アンコールは君だけに ~孤高のピアニストと秘密の契約婚~

   * * *


 四月の午後の光が、窓から斜めに差し込んでいた。
 光の中に、小さな埃が舞っている。
 紬希の指が、ぎこちなく鍵盤の上を動く。
 庭では、桜がそろそろ散り始めている頃だろう。
 だが今は、この部屋の中にだけ、時間が流れているような錯覚に奏は陥っていた。

 ――なぜだ?

 音と、光と、春の静けさだけが、そこにある。
 奏は自分でも気づかないまま、彼女の演奏に心乱されていた。
 技術的には拙い。

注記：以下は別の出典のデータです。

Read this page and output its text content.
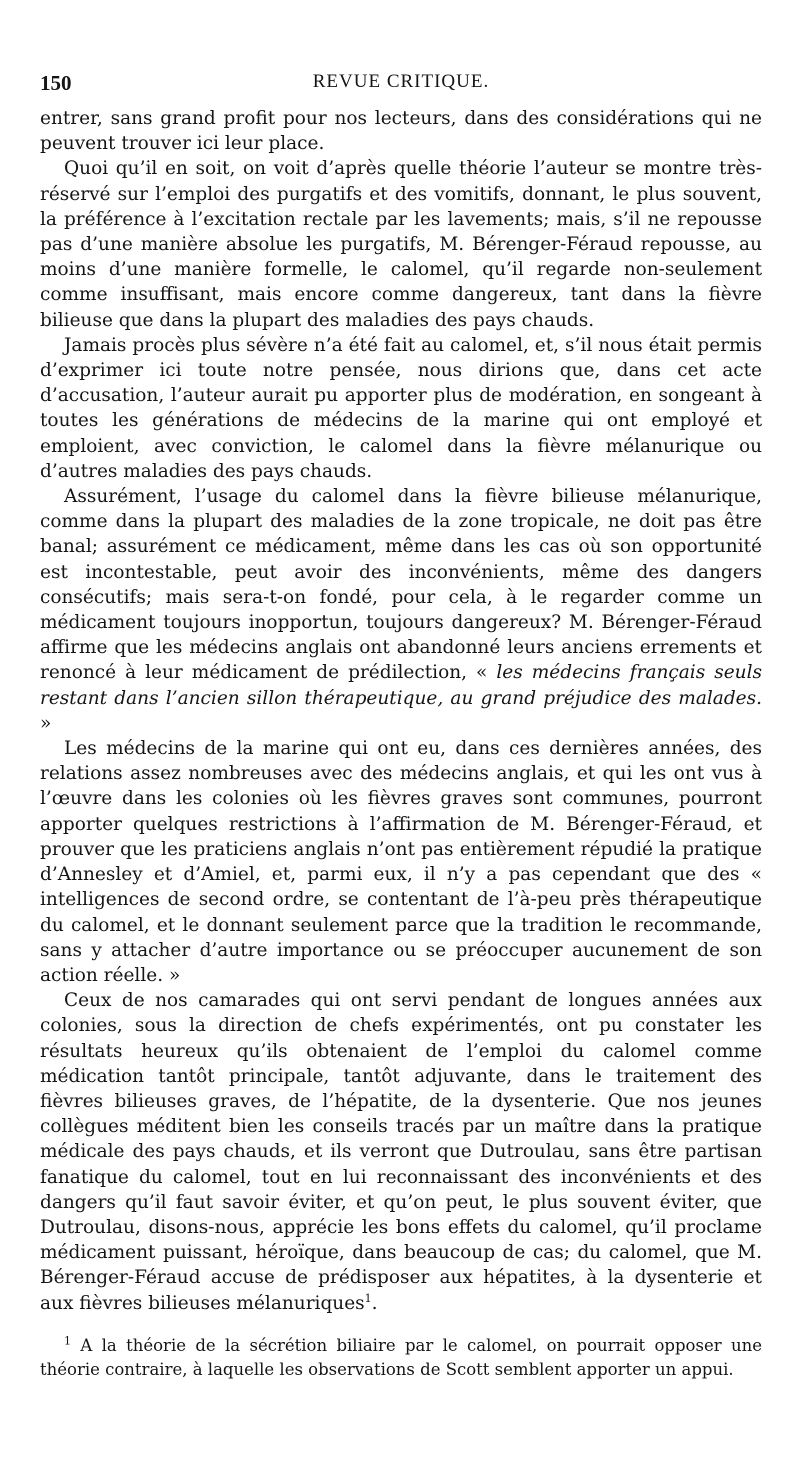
150	REVUE CRITIQUE.

entrer, sans grand profit pour nos lecteurs, dans des considérations qui ne peuvent trouver ici leur place.

Quoi qu’il en soit, on voit d’après quelle théorie l’auteur se montre très-réservé sur l’emploi des purgatifs et des vomitifs, donnant, le plus souvent, la préférence à l’excitation rectale par les lavements; mais, s’il ne repousse pas d’une manière absolue les purgatifs, M. Bérenger-Féraud repousse, au moins d’une manière formelle, le calomel, qu’il regarde non-seulement comme insuffisant, mais encore comme dangereux, tant dans la fièvre bilieuse que dans la plupart des maladies des pays chauds.

Jamais procès plus sévère n’a été fait au calomel, et, s’il nous était permis d’exprimer ici toute notre pensée, nous dirions que, dans cet acte d’accusation, l’auteur aurait pu apporter plus de modération, en songeant à toutes les générations de médecins de la marine qui ont employé et emploient, avec conviction, le calomel dans la fièvre mélanurique ou d’autres maladies des pays chauds.

Assurément, l’usage du calomel dans la fièvre bilieuse mélanurique, comme dans la plupart des maladies de la zone tropicale, ne doit pas être banal; assurément ce médicament, même dans les cas où son opportunité est incontestable, peut avoir des inconvénients, même des dangers consécutifs; mais sera-t-on fondé, pour cela, à le regarder comme un médicament toujours inopportun, toujours dangereux? M. Bérenger-Féraud affirme que les médecins anglais ont abandonné leurs anciens errements et renoncé à leur médicament de prédilection, « les médecins français seuls restant dans l’ancien sillon thérapeutique, au grand préjudice des malades. »

Les médecins de la marine qui ont eu, dans ces dernières années, des relations assez nombreuses avec des médecins anglais, et qui les ont vus à l’œuvre dans les colonies où les fièvres graves sont communes, pourront apporter quelques restrictions à l’affirmation de M. Bérenger-Féraud, et prouver que les praticiens anglais n’ont pas entièrement répudié la pratique d’Annesley et d’Amiel, et, parmi eux, il n’y a pas cependant que des « intelligences de second ordre, se contentant de l’à-peu près thérapeutique du calomel, et le donnant seulement parce que la tradition le recommande, sans y attacher d’autre importance ou se préoccuper aucunement de son action réelle. »

Ceux de nos camarades qui ont servi pendant de longues années aux colonies, sous la direction de chefs expérimentés, ont pu constater les résultats heureux qu’ils obtenaient de l’emploi du calomel comme médication tantôt principale, tantôt adjuvante, dans le traitement des fièvres bilieuses graves, de l’hépatite, de la dysenterie. Que nos jeunes collègues méditent bien les conseils tracés par un maître dans la pratique médicale des pays chauds, et ils verront que Dutroulau, sans être partisan fanatique du calomel, tout en lui reconnaissant des inconvénients et des dangers qu’il faut savoir éviter, et qu’on peut, le plus souvent éviter, que Dutroulau, disons-nous, apprécie les bons effets du calomel, qu’il proclame médicament puissant, héroïque, dans beaucoup de cas; du calomel, que M. Bérenger-Féraud accuse de prédisposer aux hépatites, à la dysenterie et aux fièvres bilieuses mélanuriques$^1$.

$^1$ A la théorie de la sécrétion biliaire par le calomel, on pourrait opposer une théorie contraire, à laquelle les observations de Scott semblent apporter un appui.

完璧とは程遠い。
 それなのに、耳が反応する。音を、追っている。
 演奏に夢中になっている彼女の瞳は客席に残っていたあの目と――同じに見えた。
 評価でも賞賛でもなく、ただ音そのものと向き合って、楽しんでいる。

 ――彼女はやはり、あの夜……。

 確信が静かに芽生えたが、奏はそれを口にできない。
 それでも奏は気づいてしまった。完璧な演奏ではなくても、胸を揺らす音があることを。そしてその音は、いつだって彼女の隣にあることを。
 奏は無表情のまま、鍵盤に真摯に向かう紬希の横顔を、音が終わるまで見つめていた。